The defendants filed a petition to dismiss under the Tennessee Public Protection Act (“TPPA”), Tennessee’s anti-SLAPP statute. The trial court denied the TPPA petition to dismiss, and the defendants appealed that denial to the Court of Appeals pursuant to the statute’s provision that decisions thereunder are immediately appealable. The Court of Appeals found that the trial court’s “ruling does not indicate why the trial court dismissed the TPPA Petition within the context of the burden shifting mechanism found in Tennessee Code Annotated section 20-17-105(a) through (c).” The Court thus vacated the order and remanded the case with instructions for the trial court to enter an order containing sufficient findings of fact and conclusions of law.

The special duty exception to GTLA immunity did not apply where the police department in question owed a duty to investigate a crime to the public at large, and the plaintiff could not use the reckless misconduct special duty exception because the GTLA does not remove immunity for recklessness.
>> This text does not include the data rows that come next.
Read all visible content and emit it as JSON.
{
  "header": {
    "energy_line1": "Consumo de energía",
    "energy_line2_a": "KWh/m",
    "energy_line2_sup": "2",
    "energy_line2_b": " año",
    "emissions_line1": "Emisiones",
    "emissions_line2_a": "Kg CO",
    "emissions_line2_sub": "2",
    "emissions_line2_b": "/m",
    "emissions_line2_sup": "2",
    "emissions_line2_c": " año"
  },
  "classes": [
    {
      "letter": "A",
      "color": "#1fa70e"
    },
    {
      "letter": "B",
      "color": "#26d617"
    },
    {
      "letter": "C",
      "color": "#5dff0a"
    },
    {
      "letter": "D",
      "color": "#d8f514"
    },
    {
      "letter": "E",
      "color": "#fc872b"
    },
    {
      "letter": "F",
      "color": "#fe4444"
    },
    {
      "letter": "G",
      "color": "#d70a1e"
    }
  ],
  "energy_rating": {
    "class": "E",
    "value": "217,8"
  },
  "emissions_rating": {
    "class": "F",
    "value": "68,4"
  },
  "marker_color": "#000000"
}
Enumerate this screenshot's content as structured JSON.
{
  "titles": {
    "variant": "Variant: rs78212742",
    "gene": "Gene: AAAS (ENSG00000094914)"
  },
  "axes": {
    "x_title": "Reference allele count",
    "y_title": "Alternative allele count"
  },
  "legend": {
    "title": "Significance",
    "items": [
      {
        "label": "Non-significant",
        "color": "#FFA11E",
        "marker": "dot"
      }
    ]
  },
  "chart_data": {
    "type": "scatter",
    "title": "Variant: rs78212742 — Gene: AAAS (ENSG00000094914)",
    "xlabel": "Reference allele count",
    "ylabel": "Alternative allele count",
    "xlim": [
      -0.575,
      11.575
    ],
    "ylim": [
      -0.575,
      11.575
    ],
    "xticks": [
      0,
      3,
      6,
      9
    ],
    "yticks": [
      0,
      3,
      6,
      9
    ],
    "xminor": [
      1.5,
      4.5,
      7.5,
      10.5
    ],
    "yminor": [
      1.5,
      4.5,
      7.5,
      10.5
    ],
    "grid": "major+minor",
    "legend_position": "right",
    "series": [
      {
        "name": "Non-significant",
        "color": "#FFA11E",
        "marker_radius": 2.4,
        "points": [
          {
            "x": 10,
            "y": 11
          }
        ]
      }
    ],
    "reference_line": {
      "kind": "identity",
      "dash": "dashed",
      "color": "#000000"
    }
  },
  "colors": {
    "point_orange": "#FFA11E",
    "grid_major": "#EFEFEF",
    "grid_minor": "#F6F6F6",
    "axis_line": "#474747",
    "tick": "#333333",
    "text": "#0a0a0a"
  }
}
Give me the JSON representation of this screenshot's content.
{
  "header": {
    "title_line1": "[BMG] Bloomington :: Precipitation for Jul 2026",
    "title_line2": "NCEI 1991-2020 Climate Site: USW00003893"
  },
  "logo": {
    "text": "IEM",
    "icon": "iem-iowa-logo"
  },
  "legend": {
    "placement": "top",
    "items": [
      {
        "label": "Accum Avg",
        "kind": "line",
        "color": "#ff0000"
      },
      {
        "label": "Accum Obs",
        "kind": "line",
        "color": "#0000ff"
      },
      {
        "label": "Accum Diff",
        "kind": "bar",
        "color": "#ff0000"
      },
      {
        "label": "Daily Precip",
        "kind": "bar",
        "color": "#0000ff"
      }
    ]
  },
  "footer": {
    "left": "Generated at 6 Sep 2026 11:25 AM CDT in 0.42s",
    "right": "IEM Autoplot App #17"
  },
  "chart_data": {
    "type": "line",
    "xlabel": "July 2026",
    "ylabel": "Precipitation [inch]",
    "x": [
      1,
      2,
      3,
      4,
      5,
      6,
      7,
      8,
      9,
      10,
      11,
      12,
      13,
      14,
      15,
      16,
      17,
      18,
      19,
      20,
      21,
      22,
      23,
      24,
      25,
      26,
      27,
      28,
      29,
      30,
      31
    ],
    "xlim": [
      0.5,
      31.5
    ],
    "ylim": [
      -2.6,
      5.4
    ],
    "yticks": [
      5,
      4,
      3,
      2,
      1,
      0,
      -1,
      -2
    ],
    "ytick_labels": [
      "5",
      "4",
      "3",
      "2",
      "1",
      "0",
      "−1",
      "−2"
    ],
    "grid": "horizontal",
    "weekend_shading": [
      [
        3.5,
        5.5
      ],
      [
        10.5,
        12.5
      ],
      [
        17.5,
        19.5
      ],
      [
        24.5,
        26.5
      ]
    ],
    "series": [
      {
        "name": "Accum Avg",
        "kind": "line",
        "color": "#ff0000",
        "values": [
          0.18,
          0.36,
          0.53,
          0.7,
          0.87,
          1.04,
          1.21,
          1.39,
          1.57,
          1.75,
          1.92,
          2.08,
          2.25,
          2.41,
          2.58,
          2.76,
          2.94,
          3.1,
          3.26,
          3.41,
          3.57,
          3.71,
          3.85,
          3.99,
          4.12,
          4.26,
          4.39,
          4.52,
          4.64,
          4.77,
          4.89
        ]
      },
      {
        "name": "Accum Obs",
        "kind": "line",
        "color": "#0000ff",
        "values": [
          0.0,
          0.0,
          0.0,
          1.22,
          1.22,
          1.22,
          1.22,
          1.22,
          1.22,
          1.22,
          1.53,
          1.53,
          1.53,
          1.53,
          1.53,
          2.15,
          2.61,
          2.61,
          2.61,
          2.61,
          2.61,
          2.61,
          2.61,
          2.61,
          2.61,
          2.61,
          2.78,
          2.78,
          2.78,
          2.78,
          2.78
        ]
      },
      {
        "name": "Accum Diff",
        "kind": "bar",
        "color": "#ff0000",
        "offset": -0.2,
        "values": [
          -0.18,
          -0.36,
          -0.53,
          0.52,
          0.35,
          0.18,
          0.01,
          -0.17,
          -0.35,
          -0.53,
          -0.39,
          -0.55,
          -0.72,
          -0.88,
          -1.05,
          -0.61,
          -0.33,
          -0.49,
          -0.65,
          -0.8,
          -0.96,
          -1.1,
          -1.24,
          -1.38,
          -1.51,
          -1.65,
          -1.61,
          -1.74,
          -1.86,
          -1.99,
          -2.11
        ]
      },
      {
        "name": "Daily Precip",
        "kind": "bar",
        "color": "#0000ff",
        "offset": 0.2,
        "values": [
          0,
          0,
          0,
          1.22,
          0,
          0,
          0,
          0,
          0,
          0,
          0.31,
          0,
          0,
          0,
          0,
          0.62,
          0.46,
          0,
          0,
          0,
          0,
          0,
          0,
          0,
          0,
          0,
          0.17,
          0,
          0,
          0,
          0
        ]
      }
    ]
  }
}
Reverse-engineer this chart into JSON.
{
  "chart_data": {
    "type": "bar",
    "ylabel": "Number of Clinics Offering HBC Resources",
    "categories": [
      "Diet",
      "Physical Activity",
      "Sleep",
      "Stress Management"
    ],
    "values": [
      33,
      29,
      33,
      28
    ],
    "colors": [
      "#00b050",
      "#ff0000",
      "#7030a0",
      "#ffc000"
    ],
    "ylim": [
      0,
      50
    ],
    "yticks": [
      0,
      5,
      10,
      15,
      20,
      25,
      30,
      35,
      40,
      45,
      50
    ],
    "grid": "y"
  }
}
In Franklin v. City of Memphis, Tennessee, No. W2023-01142-COA-R3-CV (Tenn. Ct. App. May 14, 2025), the plaintiff was kidnapped and raped at gunpoint. She reported the crime to the local police immediately, but the plaintiff alleged that in the following months the police failed to investigate and pursue the case diligently. The plaintiff asserted in her complaint that the police had information pointing to the perpetrator but failed to make an arrest, and that they failed to process her rape kit in an expedited matter. When the rape kit was processed, the perpetrator was identified and arrested, but by that time he had already kidnapped and murdered another woman.

The plaintiff filed this claim under the Governmental Tort Liability Act (“GTLA”), asserting that the defendant city was liable for the police department’s negligence. The city moved for dismissal, which the trial court granted pursuant to the public duty doctrine of the GTLA. Dismissal was affirmed on appeal.

A Tennessee dog bite victim who cannot make a successful claim under the Tennessee Dog Bit Statute may not be precluded from pursuing a common law negligence claim.

In Hudson v. Gravette, No. M2022-01787-COA-R3-CV (Tenn. Ct. App. May 8, 2025), the plaintiff was an employee at a dog boarding kennel. The defendants owned two English bulldogs that were often boarded at the kennel. In fact, between May 2018 and February 2019, the dogs were at the kennel almost 50% of the time.

On the day of the incident, the plaintiff was the first employee to arrive at the kennel, and she let all the dogs out in groups. When she released the defendants’ dogs, one began nipping at her ankle, causing her to fall. Both dogs then attacked her for five to ten minutes. The plaintiff required emergency surgery, and she suffered from continued painful nerve damage and post-traumatic stress.